In this country, there is still a presumption of innocence that requires a jury to convict someone of a crime. If you don`t pay your taxes, are you an illegal? What if you get a speeding ticket? A murder conviction? No. You`re still not an illegal. Even alleged terrorists and child molesters aren`t labeled illegals.
… and then trumps him:
That`s because it would be redundant to call someone an illegal tax evader, an illegal speeder, an illegal murderer, an illegal terrorist or an illegal child molester. All these actions are illegal by definition. The phrase “illegal alien” is needed to make a distinction with legal aliens: tourists, students, business travelers, resident aliens and so forth.
Garcia seems confused as to the meaning of the word “alien.” To describe someone accurately as an alien is to say nothing about his character or actions but his location. When you are in a country of which you are not a citizen or a national, you are an alien.

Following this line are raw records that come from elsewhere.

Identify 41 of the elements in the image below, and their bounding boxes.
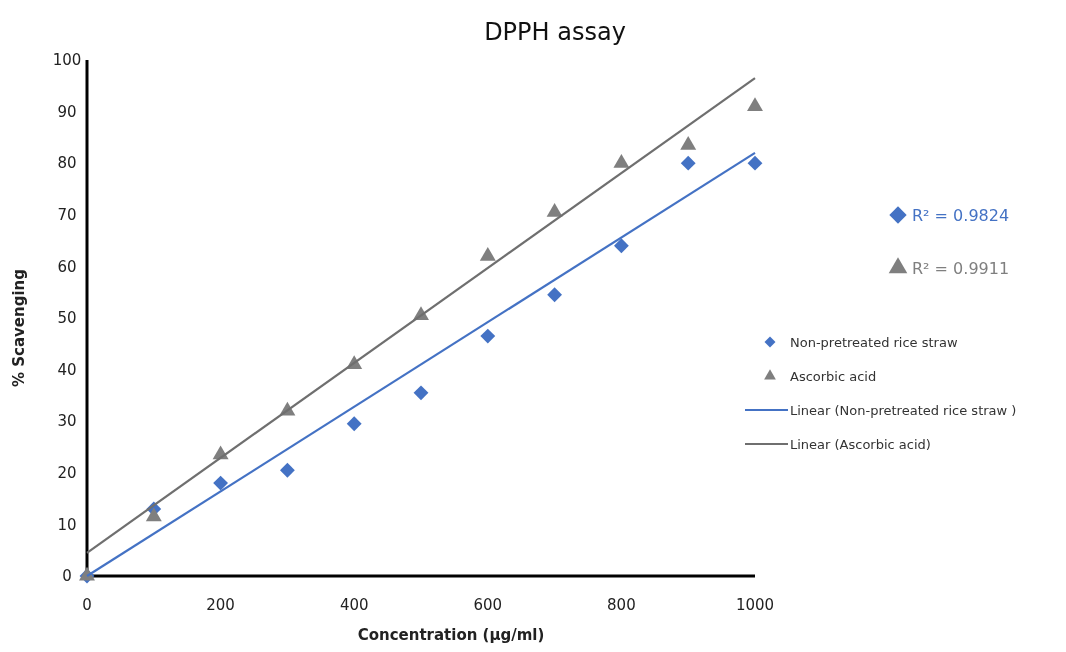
point xyxy=(413,385,429,401)
x-tick-label: 1000 xyxy=(735,596,775,614)
y-tick-label: 10 xyxy=(57,515,77,534)
x-tick-label: 600 xyxy=(473,596,503,614)
point xyxy=(480,328,496,344)
point xyxy=(680,155,696,171)
y-tick-label: 40 xyxy=(57,360,77,379)
point xyxy=(613,154,630,168)
y-tick-label: 100 xyxy=(52,51,82,70)
legend-label: Ascorbic acid xyxy=(790,368,877,384)
legend-label: Linear (Ascorbic acid) xyxy=(790,436,931,452)
x-axis-title: Concentration (μg/ml) xyxy=(357,626,545,644)
text: R² = 0.9824 xyxy=(912,205,1010,225)
point xyxy=(213,475,229,491)
point xyxy=(547,287,563,303)
point xyxy=(613,238,629,254)
x-tick-label: 800 xyxy=(607,596,636,614)
point xyxy=(145,507,162,522)
point xyxy=(747,97,763,112)
y-tick-label: 70 xyxy=(57,206,77,225)
y-tick-label: 60 xyxy=(57,257,77,276)
y-tick-label: 20 xyxy=(57,464,77,483)
y-tick-label: 0 xyxy=(62,567,72,586)
legend-label: Non-pretreated rice straw xyxy=(790,334,958,350)
text: R² = 0.9911 xyxy=(912,258,1010,278)
point xyxy=(479,246,496,261)
x-tick-label: 200 xyxy=(206,596,235,614)
point xyxy=(680,135,697,150)
y-tick-label: 30 xyxy=(57,412,77,431)
point xyxy=(546,203,563,217)
y-axis-title: % Scavenging xyxy=(10,269,28,387)
y-tick-label: 80 xyxy=(57,154,77,173)
x-tick-label: 400 xyxy=(339,596,369,614)
y-tick-label: 90 xyxy=(57,102,77,121)
point xyxy=(279,462,295,478)
legend-label: Linear (Non-pretreated rice straw ) xyxy=(790,402,1017,418)
y-tick-label: 50 xyxy=(57,309,77,328)
point xyxy=(346,416,362,432)
x-tick-label: 0 xyxy=(82,596,92,614)
point xyxy=(747,155,763,171)
chart-title: DPPH assay xyxy=(484,18,626,46)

To be an illegal alien simply means that your presence in the country is contrary to its laws. In America, it may or may not mean you have committed a crime. Unlawful entry into the U.S. is a crime, but unlawful presence after a lawful entry (i.e., overstaying a visa) is but a civil offense.
“Illegal immigrant” is problematic because there is no objective way to classify someone as an “immigrant” who is not a permanent resident or applicant for citizenship. But “illegal alien” is a perfectly accurate way of describing people whose presence in the U.S. is contrary to American law.
Notably, Taranto also gets the legalities correct in his sentence about unlawful entries versus visa overstays.
This dispute about appropriate terminology for non-citizens in our country without our permission has been ongoing for years and isn`t at all a tempest in a teapot: The forces of national dissolution clearly mean to make some language off limits as a way of controlling the conversation and, ultimately, the thinking. I wrote in 2007 about the National Association of Hispanic Journalists even frowning on the use of “immigrant”!
I`ve heard various bleaters over the years insist that “illegal alien” shouldn`t be used by reporters—in the context of, say, a raid by Sherriff Arpaio—because the reporters generally aren`t privy to all the facts necessary to determine a person`s immigration status. Instead, reporters are urged by the bleaters to use “undocumented,” as in “undocumented immigrant.”
If I had the opportunity to confront such a bleater in person, I would ask, “If you`re being a stickler, then how do you know they`re `undocumented`? Are you privy to what`s in their pockets?”